Pemerintah Republik Indonesia menyatakan penyu sebagai satwa dilindungi berdasarkan Undang-Undang Nomor 5 Tahun 1990 tentang Knservasi Sumber Daya Alam Hayati dan Ekosistemnya. Di tingkat Internasional, penyu dilindungi oleh Convention International Trade in Endangered Species (CITES) dan International Union for Conservation of Nature (IUCN).

Berbagai predator dapat mengancam kelangsungan hidup penyu. Dari predator alami  hingga aktivitas manusia. Akhir minggu lalu, satu ekor penyu dalam kondisi mati ditemukan oleh nelayan di sekitar pesisir Pantai Syariah, Pulau Santen Banyuwangi. BKSDA Banyuwangi dan Yayasan Banyuwangi Sea Turtle Foundation (BSTF) kemudian menyerahkan kepada Kedokteran Hewan (FKH) UNAIR Banyuwangi untuk dilakukan nekropsi dan identifikasi penyebab kematian penyu tersebut.

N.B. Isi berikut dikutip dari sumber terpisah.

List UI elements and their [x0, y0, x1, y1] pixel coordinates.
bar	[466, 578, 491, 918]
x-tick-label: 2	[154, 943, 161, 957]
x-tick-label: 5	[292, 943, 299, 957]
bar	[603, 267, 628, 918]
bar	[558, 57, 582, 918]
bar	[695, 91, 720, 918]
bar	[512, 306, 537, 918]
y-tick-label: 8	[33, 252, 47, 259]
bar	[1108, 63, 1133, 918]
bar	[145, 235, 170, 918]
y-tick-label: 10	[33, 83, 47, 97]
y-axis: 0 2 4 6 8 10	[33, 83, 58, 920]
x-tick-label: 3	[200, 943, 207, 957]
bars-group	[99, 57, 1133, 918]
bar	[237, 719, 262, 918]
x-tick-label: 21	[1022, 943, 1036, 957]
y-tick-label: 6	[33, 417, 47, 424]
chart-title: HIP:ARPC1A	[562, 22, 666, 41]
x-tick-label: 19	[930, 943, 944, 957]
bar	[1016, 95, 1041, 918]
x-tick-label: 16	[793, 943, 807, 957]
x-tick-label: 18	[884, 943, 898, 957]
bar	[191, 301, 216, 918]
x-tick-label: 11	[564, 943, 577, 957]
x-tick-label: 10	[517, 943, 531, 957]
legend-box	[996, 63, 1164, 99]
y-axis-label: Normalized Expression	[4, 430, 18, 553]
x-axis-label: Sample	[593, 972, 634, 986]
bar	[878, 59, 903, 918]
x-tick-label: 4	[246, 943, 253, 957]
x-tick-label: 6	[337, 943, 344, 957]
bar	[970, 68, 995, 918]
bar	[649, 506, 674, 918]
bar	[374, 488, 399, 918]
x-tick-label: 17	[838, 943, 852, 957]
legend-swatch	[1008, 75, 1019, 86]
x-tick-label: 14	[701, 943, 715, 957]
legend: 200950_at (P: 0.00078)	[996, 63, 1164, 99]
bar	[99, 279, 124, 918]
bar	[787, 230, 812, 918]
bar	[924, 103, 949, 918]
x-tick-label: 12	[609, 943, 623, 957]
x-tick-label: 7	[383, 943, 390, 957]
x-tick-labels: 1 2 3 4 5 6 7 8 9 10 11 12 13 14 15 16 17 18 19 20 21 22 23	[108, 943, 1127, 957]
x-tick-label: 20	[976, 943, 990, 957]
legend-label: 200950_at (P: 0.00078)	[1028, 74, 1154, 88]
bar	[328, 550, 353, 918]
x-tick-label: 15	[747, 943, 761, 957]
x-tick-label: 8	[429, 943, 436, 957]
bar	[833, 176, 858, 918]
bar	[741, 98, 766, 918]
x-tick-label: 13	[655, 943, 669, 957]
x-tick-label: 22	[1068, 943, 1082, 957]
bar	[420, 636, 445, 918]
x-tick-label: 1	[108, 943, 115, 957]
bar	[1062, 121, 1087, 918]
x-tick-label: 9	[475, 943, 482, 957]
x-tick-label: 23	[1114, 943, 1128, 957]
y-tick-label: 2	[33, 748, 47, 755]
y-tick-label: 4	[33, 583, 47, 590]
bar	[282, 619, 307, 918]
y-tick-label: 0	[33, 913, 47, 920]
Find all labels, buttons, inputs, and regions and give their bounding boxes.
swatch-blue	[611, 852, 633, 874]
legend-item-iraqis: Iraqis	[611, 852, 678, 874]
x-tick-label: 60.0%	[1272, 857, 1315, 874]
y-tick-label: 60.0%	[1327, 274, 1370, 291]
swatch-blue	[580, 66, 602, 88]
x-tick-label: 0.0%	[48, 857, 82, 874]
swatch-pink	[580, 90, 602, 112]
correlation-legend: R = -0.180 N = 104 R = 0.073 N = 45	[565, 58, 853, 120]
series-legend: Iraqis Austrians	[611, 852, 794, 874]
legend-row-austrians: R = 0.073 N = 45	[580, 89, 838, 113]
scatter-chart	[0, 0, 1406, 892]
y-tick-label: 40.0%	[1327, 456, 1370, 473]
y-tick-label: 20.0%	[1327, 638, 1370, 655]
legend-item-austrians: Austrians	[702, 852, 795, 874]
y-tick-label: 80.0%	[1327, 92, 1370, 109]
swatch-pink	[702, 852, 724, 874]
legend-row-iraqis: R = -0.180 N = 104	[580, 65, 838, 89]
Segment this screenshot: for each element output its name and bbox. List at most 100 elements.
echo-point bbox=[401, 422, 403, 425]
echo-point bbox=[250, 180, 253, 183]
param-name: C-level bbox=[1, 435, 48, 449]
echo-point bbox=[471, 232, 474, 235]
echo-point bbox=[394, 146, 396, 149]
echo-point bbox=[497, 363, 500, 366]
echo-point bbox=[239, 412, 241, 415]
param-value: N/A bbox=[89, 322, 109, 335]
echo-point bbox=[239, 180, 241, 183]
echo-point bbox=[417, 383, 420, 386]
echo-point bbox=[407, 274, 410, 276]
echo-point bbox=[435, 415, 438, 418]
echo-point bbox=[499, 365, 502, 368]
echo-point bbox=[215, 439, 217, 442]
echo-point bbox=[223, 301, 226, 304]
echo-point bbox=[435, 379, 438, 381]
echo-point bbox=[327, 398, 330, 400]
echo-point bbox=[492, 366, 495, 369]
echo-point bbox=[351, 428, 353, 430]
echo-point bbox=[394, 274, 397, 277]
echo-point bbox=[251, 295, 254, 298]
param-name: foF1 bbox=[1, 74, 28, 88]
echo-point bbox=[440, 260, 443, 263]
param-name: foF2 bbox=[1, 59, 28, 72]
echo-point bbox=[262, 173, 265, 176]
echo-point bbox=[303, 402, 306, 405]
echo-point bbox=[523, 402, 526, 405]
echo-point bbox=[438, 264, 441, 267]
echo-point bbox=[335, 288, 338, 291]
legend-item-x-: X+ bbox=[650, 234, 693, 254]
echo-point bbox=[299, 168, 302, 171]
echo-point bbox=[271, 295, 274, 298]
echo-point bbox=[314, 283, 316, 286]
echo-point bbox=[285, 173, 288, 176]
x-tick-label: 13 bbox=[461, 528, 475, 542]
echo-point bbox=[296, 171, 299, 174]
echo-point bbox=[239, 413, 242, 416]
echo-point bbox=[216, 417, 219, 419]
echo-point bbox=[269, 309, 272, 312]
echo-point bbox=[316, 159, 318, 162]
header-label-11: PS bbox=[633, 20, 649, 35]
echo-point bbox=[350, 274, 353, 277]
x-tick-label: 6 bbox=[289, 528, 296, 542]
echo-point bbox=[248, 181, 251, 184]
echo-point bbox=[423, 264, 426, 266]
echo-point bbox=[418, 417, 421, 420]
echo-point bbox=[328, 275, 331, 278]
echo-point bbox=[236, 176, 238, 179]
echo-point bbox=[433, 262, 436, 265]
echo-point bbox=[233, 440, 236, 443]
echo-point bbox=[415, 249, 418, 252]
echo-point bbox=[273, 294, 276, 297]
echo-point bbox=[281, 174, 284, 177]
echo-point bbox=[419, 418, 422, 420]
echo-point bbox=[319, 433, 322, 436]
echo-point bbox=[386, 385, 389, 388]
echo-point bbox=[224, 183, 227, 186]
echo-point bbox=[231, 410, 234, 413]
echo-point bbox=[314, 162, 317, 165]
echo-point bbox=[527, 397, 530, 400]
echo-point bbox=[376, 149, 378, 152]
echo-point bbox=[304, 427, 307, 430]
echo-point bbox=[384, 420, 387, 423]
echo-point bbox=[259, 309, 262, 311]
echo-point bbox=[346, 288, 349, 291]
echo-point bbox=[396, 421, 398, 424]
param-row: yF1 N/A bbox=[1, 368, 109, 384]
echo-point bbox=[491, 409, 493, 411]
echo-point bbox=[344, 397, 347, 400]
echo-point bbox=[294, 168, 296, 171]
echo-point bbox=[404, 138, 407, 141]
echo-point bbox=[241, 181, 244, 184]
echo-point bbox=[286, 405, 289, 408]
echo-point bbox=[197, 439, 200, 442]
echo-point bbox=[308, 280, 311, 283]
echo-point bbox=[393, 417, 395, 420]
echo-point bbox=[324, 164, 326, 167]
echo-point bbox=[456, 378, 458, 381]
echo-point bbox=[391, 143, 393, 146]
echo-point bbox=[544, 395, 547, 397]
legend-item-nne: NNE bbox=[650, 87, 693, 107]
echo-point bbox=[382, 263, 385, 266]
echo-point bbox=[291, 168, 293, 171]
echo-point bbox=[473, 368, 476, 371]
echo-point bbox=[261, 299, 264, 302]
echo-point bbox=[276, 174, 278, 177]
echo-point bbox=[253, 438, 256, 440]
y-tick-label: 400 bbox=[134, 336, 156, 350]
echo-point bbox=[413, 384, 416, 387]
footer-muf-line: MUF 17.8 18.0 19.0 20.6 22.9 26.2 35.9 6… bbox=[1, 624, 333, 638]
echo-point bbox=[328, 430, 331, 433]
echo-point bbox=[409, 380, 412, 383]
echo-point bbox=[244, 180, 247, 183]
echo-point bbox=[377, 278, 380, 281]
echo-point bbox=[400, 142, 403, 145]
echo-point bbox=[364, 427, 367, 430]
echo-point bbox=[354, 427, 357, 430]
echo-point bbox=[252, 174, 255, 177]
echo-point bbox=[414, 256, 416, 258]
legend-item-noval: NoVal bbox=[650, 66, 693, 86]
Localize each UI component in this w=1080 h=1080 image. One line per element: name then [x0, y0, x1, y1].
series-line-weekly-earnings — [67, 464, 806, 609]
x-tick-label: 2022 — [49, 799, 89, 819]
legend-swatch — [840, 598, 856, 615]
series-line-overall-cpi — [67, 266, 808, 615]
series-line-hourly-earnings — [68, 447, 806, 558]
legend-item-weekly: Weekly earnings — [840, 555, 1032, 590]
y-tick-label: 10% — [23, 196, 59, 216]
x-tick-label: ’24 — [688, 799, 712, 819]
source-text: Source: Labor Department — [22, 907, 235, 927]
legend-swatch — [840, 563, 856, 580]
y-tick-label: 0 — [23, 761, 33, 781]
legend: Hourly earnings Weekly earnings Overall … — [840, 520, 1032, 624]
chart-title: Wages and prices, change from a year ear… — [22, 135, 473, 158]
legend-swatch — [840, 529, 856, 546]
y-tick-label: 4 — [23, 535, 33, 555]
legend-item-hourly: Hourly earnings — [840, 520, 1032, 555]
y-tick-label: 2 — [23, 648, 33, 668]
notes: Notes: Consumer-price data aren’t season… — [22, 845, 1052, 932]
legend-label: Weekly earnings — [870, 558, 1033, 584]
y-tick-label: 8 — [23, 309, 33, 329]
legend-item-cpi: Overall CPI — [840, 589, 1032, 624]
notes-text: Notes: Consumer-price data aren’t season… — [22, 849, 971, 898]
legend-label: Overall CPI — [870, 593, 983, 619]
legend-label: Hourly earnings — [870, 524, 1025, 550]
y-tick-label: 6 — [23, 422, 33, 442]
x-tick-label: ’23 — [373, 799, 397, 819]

Kepada UNAIR NEWS, Aditya Yudhana, drh., M.Si selaku dosen FKH menyampaikan bahwa jenis penyu tersebut adalah penyu sisik (Eretmochelys imbricata) berumur sekitar 5-6 tahun.

“Setelah kami terima dan langsung dilakukan pemeriksaan di laboratorium anatomi FKH UNAIR Banyuwangi, hasil pemeriksaan fisik luar tidak ditemukan kelainan yang mencolok pada bagian karapas dan plastron,” jelas dokter Adit.

Selanjutnya, tambah dokter Adit, dilakukan nekropsi untuk mencari kepastian penyebab kematian penyu tersebut. Hasi pemeriksaan organ pencernaan bawah (usus sampai colon) terlihat adanya penebalan mukosa usus, adanya enteritis hemorrhagi (pendarahan) dan perubahan warna yang kehitaman.

“Saya dibantu oleh dua orang mahasiswa selanjutnya memeriksa saluran cerna atas, lambung dan oesofagus. Di lambung ditemukan beberapa sampah plastik dengan ukuran kecil dan benang pancingan. Kemudian pada oesofagus ditemukan kail pancing yang tertacap cukup dalam pada mukosa oesofagus sekitar 2 cm,” terang dokter Adit.

Selain itu, tambahnya, dugaan penyebab kematian penyu tersebut karena adanya iritas pada organ pencernaan, khususnya bagian atas. “Hasil pemeriksaan selanjutnya kami laporkan kepada BKSDA selaku pihak yang berwenang,” tandasnya.

Bahaya sampah plastik dan peralatan nelayan lainnya yang mencemari laut menjadi predator utama kematian penyu saat ini. Penyu tidak bisa membedakan antara ubur-ubur sebagai makanannya dengan kantong plastik. Jika kantong plastik tertelan, maka berisiko fatal. Aktifitas pencernaan penyu akan terganggu dan akan membuat penyu kekurangan nutrisi sehingga mati. 

“Upaya konservasi dan kolaborasi sangat dibutuhkan baik dari kalangan pemerintah, komunitas, institusi perguruan tinggi dan masyarakat menjadi sangat penting. Edukasi tentang konservasi penyu dan bahaya sampah plastik sangat perlu digencarkan untuk kelestarian penyu,” pungkasnya.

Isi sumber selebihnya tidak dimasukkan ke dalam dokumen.